There is a scar etched beneath my belly
Put there when my womb was removed,
A partial hysterectomy to detach a tumor
Draining my energy, sucking life from me
Ovaries pumping hormones to an empty place.
Most days I forget that it is there until my hand
Casually brushes against the keloid flesh,
This scar that ceased my ability to give birth
To another child, skin cut almost like a smiley
Face's unrelenting grin as if declaring I win

Then there is another scar wandering along the
Side of my hairline from graying widow's peak to
The end of my right ear, a paralyzed sidewinder,
Delicately cut to stop the blood that seeped
Into my spine, accompanied by a metal clamp
To hold the severed veins in my brain in tack
My fingers sooth the reddish brown bruise
No one sees but me.
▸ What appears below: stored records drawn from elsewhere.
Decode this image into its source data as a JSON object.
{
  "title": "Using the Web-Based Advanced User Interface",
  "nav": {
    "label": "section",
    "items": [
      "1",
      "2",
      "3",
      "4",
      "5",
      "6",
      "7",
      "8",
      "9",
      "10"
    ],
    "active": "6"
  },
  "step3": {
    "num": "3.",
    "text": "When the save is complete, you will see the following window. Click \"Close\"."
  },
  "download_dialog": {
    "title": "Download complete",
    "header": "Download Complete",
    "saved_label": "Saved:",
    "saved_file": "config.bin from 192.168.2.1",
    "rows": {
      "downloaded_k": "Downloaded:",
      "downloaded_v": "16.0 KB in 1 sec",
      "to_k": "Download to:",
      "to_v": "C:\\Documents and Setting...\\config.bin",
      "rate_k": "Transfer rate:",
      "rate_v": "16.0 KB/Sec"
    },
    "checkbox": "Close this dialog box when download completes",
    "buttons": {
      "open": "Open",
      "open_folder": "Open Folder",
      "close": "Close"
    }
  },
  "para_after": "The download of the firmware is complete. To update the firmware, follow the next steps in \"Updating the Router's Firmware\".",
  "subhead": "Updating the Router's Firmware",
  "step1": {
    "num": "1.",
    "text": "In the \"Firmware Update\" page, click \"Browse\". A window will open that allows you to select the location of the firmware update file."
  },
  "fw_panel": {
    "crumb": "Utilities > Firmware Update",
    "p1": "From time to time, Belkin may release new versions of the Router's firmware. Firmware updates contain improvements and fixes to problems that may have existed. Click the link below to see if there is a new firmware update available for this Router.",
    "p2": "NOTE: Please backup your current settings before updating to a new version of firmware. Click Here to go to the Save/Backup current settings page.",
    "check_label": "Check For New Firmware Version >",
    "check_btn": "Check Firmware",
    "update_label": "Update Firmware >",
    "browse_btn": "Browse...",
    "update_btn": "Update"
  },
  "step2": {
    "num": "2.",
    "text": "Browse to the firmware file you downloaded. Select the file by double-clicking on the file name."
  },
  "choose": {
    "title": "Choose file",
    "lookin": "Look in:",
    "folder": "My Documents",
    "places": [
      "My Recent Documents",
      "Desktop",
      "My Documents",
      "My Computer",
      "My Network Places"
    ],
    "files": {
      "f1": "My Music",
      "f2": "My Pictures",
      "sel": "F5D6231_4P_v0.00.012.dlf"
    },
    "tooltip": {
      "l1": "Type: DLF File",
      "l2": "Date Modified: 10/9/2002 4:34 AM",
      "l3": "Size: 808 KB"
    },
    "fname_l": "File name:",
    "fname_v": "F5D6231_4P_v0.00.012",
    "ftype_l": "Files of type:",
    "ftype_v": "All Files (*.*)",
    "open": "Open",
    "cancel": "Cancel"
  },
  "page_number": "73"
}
Where bone was crushed
By a surgeon's saw releasing me from pain

Faint indentations and fragments of healed
Over tissue sequestered beneath my scalp
This scar, the discarded calling card of an
Erupted aneurysm sent to pull me to a place
Where I was not ready to go and although I can
No longer usher life though the canal of change
And the severed veins within my brain are locked
In place by metal, now a permanent part of me
I rejoice in both as I am life, as evidenced by my scars

* * *

I DREAM OF FEET

Nights filled with prickling pain
Pecking at my feet and legs

Like rabid chickens running amok
Feeding off the soles of my feet

Working their way up my legs
Nourished from sugar in my veins

My lack of insulin a green light
Coaxing chickens gone mad

Always pecking, as I toss and turn
Flexing my toes without relief

The sting of scorpions zapping
My ankles with tiny electronic bolts

Each night invading my limbs
Stopping short of my knees

Occasionally biting me on the thigh
Moving though, this traveling snake

Named Type II with fire ants nibbling
At my fingertips those carbs I overate

357, the meter lies, my blood sugar
Can't be that high, still my aching feet

Testify that I am out of control
Lessening my chances of growing old

I dreamt I danced wearing a pair
Of pink leather cowgirl boots

But my feet were gone
Lost to a Snickers bar

Devoured secretly in the
Quite hours of the night

Aurora Lewis is a woman in her late 50's, a diabetic, and a survivor of an erupted brain aneurysm, which occurred in 2004. Once recovered, her creative energy was awakened and she began writing poetry and short stories that explore and celebrate living.